Mild Hypothermia in Acute Ischemic Stroke

Brain Ischemia Clinical Trial

Official title:

Mild Hypothermia in Acute Ischemic Stroke After Thrombolytic Therapy: a Prospective,Open,Randomized,Single-center,Safety and Feasibility Study

Clinical Trial Details — Status: Completed

Administrative data

• NCT number: NCT00987922
• Other study ID #: FI-HUCH-220424
• Status: Completed
• Phase: Phase 2
• First received: September 30, 2009
• Last updated: September 17, 2011
• Start date: July 2007
• Est. completion date: September 2011

Study information

• Verified date: September 2011
• Source: Helsinki University
• Contact: n/a
• Is FDA regulated: No
• Health authority: Finland: Ethics Committee
• Study type: Interventional

Clinical Trial Summary

Hypothesis: Mild hypothermia using non-invasive temperature management system in a stroke unit is safe and feasible in spontaneously breathing, alteplase-thrombolyzed patients with acute ischemic stroke.

Description:

Fever is associated with higher stroke mortality and poor outcome, but it is yet unknown whether this association is causative or epiphenomenal.

In temporary brain ischemia rodent models hypothermia results in a significant increase in the number of surviving neurons and smaller infarction size as measured with histological examination after death.

Therapeutic effect has been shown in clinical trials in comatose cardiac arrest patients and newborn infants with perinatal hypoxic-ischemic brain injury.

Design: A prospective, open, randomized single-center study.

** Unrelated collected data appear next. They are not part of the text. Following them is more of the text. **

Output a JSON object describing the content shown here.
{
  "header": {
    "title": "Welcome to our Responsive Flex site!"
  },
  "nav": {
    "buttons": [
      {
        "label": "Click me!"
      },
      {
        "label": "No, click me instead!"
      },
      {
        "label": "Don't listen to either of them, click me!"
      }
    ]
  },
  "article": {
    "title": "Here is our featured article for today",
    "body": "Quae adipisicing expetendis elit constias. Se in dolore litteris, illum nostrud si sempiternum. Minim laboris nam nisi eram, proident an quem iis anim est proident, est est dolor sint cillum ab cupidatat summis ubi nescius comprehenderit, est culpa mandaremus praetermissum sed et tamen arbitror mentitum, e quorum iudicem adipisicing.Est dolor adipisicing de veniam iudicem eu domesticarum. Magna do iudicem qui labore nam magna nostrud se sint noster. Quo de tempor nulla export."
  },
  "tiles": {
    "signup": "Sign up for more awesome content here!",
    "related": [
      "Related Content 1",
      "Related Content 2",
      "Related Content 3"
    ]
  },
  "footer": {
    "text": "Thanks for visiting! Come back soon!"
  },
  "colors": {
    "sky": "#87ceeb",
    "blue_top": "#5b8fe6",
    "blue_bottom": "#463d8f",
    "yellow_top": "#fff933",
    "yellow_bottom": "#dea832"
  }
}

Study population: 36 patients, 18-85 years of age presenting with symptoms of acute ischemic hemispheric stroke with persisting significant neurological deficit (NIHSS 7-20 or NIHSS 2 for dysphasia or NIHSS 3 for paralysis of upper or lower limb) at 2 hours after thrombolysis.

Method: Patients are randomized to hypothermia- or control-group via randomization envelopes. Patients assigned to receive hypothermia are cooled to a core temperature of 35°C for 12 hours by means of a non-invasive temperature management system and cold i.v. fluids. Induction of hypothermia is initiated within 6 hours of symptom onset. After 12 hours of successful cooling the target temperature is gradually raised to achieve slow re-warming of 0.2°C/h until the core temperature reaches 36.8°C.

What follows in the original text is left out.